Granola - quick and easy
Granola is basically toasted muesli, no? Not quite, there must be something gooey and gluey to bind it into clusters. Those are the nicest – my recipe below says stir it every now and then while it’s baking but I sometimes leave it completely alone, hoping it will stick together in clumps.

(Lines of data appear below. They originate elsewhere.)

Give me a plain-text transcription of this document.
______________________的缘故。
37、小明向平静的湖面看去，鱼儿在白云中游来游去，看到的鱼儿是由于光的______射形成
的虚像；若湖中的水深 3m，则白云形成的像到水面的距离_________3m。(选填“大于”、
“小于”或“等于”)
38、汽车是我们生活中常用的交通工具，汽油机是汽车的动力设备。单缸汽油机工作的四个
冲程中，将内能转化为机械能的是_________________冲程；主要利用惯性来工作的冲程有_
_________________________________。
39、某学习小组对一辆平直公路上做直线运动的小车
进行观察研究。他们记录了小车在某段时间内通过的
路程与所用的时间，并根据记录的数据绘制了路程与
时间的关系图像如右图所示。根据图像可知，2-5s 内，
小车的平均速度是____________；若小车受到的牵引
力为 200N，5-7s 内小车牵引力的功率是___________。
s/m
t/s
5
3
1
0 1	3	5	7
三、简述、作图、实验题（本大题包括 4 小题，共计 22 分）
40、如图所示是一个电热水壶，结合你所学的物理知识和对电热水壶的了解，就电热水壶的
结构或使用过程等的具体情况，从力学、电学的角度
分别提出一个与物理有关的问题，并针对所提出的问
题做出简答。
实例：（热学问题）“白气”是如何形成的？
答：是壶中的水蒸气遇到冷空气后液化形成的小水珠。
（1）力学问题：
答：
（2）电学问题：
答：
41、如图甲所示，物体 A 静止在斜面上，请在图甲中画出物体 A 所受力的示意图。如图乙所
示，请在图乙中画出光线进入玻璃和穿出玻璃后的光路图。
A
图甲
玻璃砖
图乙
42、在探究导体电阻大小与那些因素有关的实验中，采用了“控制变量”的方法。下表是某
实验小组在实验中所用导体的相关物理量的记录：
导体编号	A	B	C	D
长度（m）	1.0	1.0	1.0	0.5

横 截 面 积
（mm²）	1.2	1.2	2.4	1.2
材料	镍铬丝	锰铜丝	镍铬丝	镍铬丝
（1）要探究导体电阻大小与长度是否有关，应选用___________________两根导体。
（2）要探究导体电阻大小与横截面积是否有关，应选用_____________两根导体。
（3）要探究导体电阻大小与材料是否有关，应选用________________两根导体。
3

What a beautiful and dangerous breakfast fodder it is! Beautiful indeed with milk or a dollop of yoghurt, or crème fraiche if you’re really reckless. But it’s very dangerous sitting in a jar in the cupboard because it keeps whispering ‘come on… grab a handful, just on its own… and another one…’ whenever you come into the kitchen. Especially late night after a whole day of trying to Be Good. And boy, is it calorific. But it has seeds and nuts and dried fruit, so if eaten properly – for breakfast – will keep you going for a good few hours.

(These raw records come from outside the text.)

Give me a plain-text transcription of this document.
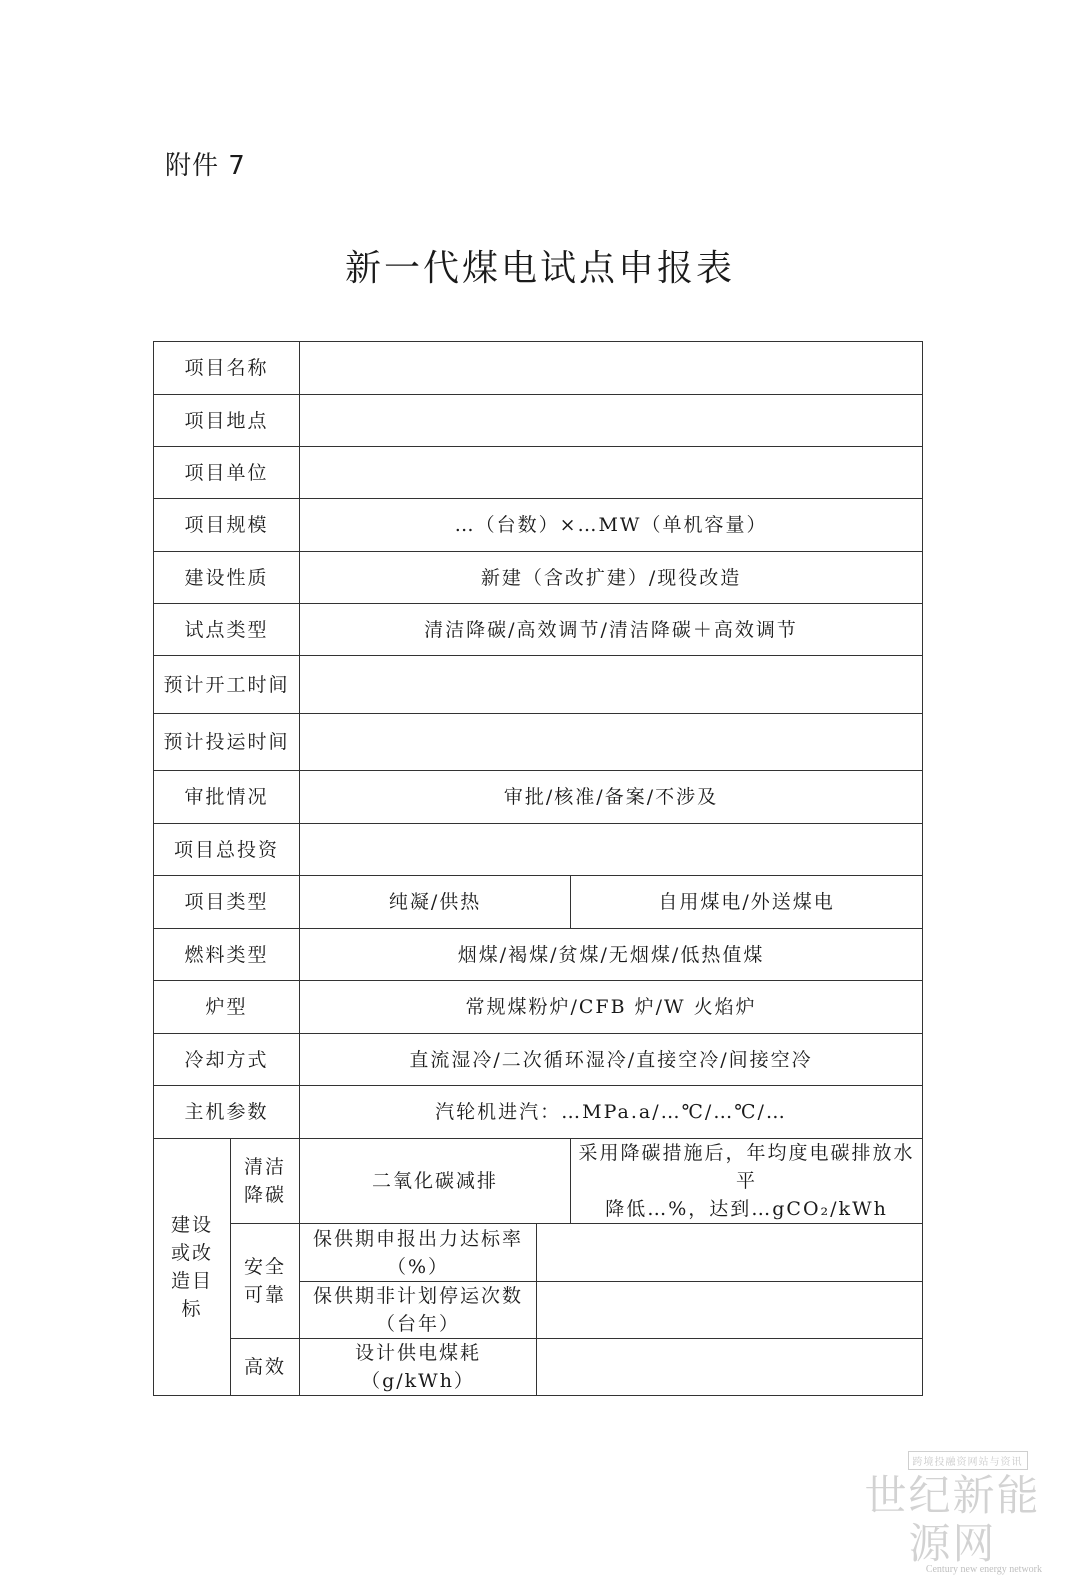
附件 7
新一代煤电试点申报表
项目名称				
项目地点				
项目单位				
项目规模		…（台数）×…MW（单机容量）		
建设性质		新建（含改扩建）/现役改造		
试点类型		清洁降碳/高效调节/清洁降碳＋高效调节		
预计开工时间				
预计投运时间				
审批情况		审批/核准/备案/不涉及		
项目总投资				
项目类型		纯凝/供热		自用煤电/外送煤电
燃料类型		烟煤/褐煤/贫煤/无烟煤/低热值煤		
炉型		常规煤粉炉/CFB 炉/W 火焰炉		
冷却方式		直流湿冷/二次循环湿冷/直接空冷/间接空冷		
主机参数		汽轮机进汽：…MPa.a/…℃/…℃/…		
建设或改造目标	清洁降碳	二氧化碳减排		采用降碳措施后，年均度电碳排放水平
降低…%，达到…gCO₂/kWh

	安全可靠	保供期申报出力达标率（%）		
		保供期非计划停运次数（台年）		
	高效	设计供电煤耗（g/kWh）		
跨境投融资网站与资讯
世纪新能源网
Century new energy network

A plethora of various recipes out there, fancier ones using egg whites and heating up the liquid ingredients, which I’m sure to try out one day. This here is the speedy easy one – perfect to throw together on a Sunday afternoon for the coming week of breakfasts.
- 130g maple syrup
- 2 tbsps. runny honey (or half and half honey and maple syrup, feel free to experiment)
- 2 tbsps. sunflower oil
- 2 tsp cinnamon
- 350g jumbo rolled oats, the chunkier the better
- 30g pumpkin seeds
- 30g sunflower seeds
- 80g almond flakes or mixed almonds and nuts, chopped
- 120g mixed dried fruit: cranberries, blueberries, raisins, sultanas, cherries, apricots, figs – whichever you fancy best
Preheat the oven to 170C/325F/gas 3. Line two large baking trays with parchment. In a big bowl mix well the liquid ingredients with cinnamon, tip in the oats, seeds, almonds/nuts and mix well so the oats are thoroughly coated. Put the dried fruit in a separate bowl and reserve.
Spread the oat mix over the bases of the two trays and bake for 25 minutes, stirring occasionally. Add the dried fruit, half to each tray and mix well, so they aren’t all left on top to scorch too much. Bake for another 15 minutes, then cool in the trays or on a rack, if you manage to slip the parchment out of the trays. Store in a jar, don’t let it disappear too quickly!